The man screamed, jerking his hand back as if he'd touched a hot stove. Smoke curled from his fingertips, the smell of singed hair filling the air. He stumbled backward, falling onto the sidewalk, clutching his burned hand.
"What the hell?" his friend yelled, backing away. "She's a witch!"
"It's a ward!" another shouted, fear replacing their bravado. "That's not normal magic. That's... that's Lycan magic."
My heart hammered in my throat. Caleb. He had placed wards on the shop months ago, telling me they were just for 'peace of mind.' I had never seen them activate. The silver light hummed around the doorframe, a visible barrier of his protection.
The thugs scrambled back, terrified by the display of power far beyond their understanding. They fled down the street, leaving their spray paint cans rolling in the gutter.
I stood amidst the broken glass and ruined flowers, trembling. The ward had saved me, but it had also revealed something dangerous. Ordinary omegas didn't have Lycan-grade protection spells guarding their flower shops.

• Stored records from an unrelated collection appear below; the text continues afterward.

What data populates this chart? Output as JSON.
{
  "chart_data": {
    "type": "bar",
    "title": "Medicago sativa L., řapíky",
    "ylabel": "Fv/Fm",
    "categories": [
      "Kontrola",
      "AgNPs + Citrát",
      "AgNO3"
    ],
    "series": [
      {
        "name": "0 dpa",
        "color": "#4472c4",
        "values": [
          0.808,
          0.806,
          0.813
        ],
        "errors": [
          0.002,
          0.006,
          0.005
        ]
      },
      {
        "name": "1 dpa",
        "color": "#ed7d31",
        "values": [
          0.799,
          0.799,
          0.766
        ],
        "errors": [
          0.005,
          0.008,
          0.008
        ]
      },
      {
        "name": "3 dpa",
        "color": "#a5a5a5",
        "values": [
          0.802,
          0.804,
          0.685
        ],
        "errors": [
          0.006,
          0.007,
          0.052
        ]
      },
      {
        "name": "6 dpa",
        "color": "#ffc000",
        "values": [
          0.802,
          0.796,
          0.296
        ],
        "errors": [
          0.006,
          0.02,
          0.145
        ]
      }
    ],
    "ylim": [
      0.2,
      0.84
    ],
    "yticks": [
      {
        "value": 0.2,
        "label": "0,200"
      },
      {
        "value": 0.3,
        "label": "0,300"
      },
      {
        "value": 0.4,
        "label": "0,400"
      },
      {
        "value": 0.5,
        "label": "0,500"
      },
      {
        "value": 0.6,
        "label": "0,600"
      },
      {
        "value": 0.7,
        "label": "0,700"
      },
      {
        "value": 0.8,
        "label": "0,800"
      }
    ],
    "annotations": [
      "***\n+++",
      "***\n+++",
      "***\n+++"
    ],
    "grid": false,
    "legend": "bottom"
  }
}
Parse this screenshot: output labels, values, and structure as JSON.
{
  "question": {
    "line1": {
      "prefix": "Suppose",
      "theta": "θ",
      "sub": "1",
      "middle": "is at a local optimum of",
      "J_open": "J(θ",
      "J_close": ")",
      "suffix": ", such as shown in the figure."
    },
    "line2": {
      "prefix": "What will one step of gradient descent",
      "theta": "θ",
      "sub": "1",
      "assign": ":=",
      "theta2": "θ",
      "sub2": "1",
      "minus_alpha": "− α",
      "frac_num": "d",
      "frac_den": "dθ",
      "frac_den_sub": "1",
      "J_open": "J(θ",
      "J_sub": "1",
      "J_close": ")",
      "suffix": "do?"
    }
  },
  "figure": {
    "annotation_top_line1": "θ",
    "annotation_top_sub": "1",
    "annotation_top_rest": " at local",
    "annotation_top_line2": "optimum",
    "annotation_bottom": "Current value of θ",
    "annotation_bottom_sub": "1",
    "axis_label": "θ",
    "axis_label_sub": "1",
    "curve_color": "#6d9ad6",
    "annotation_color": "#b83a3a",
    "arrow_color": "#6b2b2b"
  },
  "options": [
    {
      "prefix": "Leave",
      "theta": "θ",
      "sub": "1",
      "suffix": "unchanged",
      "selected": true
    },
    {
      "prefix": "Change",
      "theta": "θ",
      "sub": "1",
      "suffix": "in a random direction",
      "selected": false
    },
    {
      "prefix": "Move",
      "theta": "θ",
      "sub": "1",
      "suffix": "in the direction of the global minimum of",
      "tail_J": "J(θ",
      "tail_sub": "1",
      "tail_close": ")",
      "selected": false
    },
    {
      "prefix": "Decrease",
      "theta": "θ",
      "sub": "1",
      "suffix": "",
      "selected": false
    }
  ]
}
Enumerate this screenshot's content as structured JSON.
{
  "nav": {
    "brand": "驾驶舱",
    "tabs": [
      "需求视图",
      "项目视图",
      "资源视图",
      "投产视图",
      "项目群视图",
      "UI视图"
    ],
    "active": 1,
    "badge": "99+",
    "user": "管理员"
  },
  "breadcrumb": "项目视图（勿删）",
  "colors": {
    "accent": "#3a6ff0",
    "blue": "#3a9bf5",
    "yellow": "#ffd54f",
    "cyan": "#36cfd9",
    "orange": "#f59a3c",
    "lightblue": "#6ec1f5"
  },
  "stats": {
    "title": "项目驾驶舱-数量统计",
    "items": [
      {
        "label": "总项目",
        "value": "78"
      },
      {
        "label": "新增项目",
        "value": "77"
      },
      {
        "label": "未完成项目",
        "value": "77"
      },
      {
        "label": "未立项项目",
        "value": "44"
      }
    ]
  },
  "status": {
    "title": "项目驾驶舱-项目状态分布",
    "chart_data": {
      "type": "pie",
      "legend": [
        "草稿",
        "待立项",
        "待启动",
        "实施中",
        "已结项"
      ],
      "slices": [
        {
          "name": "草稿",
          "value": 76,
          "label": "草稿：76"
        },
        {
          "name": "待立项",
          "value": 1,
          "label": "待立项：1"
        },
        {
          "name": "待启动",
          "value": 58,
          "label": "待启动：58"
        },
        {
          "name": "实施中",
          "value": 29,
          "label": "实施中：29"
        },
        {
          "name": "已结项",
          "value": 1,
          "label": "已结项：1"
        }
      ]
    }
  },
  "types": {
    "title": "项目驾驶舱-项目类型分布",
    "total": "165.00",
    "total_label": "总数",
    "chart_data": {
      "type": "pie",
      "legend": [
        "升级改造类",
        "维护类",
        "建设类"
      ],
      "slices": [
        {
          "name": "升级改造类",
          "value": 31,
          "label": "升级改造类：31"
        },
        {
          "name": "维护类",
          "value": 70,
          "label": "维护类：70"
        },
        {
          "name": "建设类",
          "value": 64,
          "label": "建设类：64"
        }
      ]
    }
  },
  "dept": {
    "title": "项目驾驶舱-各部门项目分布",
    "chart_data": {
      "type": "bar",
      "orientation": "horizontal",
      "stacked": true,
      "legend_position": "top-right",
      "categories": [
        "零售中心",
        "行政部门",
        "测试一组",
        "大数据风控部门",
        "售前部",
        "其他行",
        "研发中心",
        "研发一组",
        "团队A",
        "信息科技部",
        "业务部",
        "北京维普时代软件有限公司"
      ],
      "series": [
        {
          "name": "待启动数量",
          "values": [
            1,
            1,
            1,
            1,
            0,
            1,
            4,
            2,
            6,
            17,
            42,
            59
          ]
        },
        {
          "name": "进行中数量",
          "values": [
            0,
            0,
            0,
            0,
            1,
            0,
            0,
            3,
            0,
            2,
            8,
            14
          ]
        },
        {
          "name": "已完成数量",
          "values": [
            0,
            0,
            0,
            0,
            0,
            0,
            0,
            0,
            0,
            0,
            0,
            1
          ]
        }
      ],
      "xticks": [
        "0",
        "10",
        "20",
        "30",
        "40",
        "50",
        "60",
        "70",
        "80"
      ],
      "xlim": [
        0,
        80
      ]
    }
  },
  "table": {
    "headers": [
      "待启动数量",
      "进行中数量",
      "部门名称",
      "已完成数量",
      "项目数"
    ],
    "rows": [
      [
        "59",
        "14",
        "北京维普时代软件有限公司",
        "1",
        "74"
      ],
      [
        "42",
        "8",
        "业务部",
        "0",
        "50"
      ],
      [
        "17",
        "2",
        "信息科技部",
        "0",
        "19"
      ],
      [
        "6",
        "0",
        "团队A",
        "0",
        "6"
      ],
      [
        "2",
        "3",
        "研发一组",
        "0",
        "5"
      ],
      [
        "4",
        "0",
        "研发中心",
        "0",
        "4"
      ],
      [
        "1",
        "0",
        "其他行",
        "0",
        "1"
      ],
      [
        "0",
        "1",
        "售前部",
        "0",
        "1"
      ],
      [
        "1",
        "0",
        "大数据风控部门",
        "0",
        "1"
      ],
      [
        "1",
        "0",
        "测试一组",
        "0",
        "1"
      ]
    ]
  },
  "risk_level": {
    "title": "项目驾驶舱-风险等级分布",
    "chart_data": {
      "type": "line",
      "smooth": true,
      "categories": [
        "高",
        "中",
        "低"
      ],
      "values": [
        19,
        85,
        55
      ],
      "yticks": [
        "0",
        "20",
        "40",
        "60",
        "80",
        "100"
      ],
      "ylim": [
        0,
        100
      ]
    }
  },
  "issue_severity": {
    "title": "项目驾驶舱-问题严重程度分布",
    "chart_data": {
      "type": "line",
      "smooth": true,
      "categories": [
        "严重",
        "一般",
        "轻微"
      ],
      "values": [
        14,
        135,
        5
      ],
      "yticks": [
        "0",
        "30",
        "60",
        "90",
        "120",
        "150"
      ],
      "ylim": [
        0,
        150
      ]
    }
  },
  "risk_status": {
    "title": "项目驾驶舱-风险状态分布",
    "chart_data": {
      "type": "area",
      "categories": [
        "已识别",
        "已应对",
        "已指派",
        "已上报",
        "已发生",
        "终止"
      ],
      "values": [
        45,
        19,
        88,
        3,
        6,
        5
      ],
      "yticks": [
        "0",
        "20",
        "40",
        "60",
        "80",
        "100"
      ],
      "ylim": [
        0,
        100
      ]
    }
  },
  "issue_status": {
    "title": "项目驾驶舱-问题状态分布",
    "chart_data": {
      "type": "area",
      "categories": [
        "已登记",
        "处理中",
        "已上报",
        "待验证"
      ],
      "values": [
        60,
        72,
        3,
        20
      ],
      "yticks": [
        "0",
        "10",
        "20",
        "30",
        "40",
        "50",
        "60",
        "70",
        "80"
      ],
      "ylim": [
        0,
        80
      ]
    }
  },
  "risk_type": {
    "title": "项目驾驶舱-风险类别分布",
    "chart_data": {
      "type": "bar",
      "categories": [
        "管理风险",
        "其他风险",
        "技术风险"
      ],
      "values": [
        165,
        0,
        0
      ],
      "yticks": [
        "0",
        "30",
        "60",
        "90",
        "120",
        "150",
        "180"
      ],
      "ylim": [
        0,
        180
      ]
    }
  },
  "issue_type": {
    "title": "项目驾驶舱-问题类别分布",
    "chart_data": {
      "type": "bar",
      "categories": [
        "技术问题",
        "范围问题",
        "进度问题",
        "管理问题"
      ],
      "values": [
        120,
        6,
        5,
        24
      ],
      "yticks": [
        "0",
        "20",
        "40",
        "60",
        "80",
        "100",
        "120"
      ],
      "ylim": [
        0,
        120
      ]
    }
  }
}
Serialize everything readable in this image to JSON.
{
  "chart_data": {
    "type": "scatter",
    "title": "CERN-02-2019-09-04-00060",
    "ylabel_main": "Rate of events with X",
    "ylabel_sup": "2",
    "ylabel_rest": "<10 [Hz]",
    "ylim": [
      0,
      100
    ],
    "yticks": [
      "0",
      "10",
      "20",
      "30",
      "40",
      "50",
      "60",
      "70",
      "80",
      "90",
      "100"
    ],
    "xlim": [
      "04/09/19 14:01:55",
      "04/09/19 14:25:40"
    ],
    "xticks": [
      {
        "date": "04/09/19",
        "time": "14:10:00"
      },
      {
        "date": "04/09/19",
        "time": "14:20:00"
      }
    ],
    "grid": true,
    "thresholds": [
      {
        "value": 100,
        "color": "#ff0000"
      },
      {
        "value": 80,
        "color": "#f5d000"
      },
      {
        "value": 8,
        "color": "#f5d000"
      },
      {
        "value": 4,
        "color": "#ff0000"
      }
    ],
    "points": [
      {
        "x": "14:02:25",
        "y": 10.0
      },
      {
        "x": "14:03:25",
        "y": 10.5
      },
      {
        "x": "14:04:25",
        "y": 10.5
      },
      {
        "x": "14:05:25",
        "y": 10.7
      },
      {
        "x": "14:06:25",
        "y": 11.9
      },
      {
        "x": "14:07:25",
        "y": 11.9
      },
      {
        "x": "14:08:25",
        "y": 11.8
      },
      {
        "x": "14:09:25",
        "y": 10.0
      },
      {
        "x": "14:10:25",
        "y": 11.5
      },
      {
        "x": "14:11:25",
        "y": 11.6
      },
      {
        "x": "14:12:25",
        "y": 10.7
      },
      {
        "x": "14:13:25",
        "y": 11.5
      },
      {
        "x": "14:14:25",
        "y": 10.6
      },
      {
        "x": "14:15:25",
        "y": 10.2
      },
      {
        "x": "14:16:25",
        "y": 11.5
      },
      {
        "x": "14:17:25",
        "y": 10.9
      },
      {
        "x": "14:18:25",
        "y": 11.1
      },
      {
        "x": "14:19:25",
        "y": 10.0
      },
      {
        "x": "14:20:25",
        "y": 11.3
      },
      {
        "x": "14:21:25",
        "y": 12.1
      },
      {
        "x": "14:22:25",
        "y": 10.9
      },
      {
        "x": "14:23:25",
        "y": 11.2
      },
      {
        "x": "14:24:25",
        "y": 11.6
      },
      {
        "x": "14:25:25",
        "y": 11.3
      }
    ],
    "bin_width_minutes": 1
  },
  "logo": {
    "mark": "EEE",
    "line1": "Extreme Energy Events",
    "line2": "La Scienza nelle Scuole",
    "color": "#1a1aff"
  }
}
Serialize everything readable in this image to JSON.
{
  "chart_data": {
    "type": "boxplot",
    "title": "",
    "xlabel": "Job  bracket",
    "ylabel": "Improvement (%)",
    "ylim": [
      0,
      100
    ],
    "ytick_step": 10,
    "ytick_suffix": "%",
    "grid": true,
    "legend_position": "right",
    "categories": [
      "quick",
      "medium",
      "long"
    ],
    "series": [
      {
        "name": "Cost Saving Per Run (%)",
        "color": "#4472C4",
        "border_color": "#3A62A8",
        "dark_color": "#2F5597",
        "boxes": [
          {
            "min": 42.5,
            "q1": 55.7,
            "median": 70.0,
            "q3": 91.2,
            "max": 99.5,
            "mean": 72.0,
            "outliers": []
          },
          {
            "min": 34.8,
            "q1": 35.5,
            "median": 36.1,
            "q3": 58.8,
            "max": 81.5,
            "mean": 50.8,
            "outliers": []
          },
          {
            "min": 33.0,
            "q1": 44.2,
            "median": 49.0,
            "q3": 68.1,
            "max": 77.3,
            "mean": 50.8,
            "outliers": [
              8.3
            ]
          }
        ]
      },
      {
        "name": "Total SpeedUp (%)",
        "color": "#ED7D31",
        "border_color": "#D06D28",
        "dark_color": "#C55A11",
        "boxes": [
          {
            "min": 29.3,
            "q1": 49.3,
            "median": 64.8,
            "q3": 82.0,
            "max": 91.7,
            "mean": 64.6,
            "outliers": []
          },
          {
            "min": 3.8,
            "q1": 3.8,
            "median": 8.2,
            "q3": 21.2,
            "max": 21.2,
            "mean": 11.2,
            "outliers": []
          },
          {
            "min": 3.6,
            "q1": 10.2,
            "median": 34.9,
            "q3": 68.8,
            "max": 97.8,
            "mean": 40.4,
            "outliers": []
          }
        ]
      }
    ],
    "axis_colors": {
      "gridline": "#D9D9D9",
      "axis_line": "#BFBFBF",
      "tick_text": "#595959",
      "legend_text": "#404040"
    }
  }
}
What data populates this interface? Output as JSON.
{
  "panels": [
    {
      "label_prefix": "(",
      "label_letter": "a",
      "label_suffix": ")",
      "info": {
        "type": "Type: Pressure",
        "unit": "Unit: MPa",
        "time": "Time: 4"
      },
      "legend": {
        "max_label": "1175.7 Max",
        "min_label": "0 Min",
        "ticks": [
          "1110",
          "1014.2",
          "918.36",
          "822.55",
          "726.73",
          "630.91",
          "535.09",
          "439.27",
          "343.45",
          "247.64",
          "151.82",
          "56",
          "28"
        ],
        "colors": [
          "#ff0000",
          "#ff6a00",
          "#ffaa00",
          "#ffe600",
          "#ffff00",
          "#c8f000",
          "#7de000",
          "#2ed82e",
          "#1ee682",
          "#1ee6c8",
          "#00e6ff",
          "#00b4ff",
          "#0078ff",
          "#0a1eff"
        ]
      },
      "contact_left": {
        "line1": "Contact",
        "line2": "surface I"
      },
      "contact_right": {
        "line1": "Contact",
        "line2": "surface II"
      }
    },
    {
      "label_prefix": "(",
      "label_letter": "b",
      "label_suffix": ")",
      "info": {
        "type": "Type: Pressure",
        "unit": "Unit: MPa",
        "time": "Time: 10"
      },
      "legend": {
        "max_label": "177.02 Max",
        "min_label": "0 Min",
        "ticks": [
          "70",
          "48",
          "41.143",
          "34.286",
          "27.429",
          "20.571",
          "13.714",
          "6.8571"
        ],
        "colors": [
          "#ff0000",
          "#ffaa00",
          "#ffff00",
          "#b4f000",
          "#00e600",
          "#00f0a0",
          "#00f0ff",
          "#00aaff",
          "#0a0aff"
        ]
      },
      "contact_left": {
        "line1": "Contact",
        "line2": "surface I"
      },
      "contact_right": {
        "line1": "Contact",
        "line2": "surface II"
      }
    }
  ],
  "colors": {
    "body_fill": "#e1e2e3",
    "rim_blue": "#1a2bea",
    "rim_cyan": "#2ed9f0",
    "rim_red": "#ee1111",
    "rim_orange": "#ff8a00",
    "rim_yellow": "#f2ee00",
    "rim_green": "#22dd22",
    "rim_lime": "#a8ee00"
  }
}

I couldn't stay here. Not anymore.
"Caleb," I whispered, closing my eyes and trying to push the thought through the mental link that connected all mates. usually, I could feel him—a warm, solid presence in the back of my mind. But today, with the distance and his exhaustion, the line was fuzzy. Static.
*Caleb, please,* I thought desperately. *They found me.*
Silence. Just the sound of the wind whistling through the broken window and the distant sirens of the human police. I was exposed, alone, and the wolves were circling.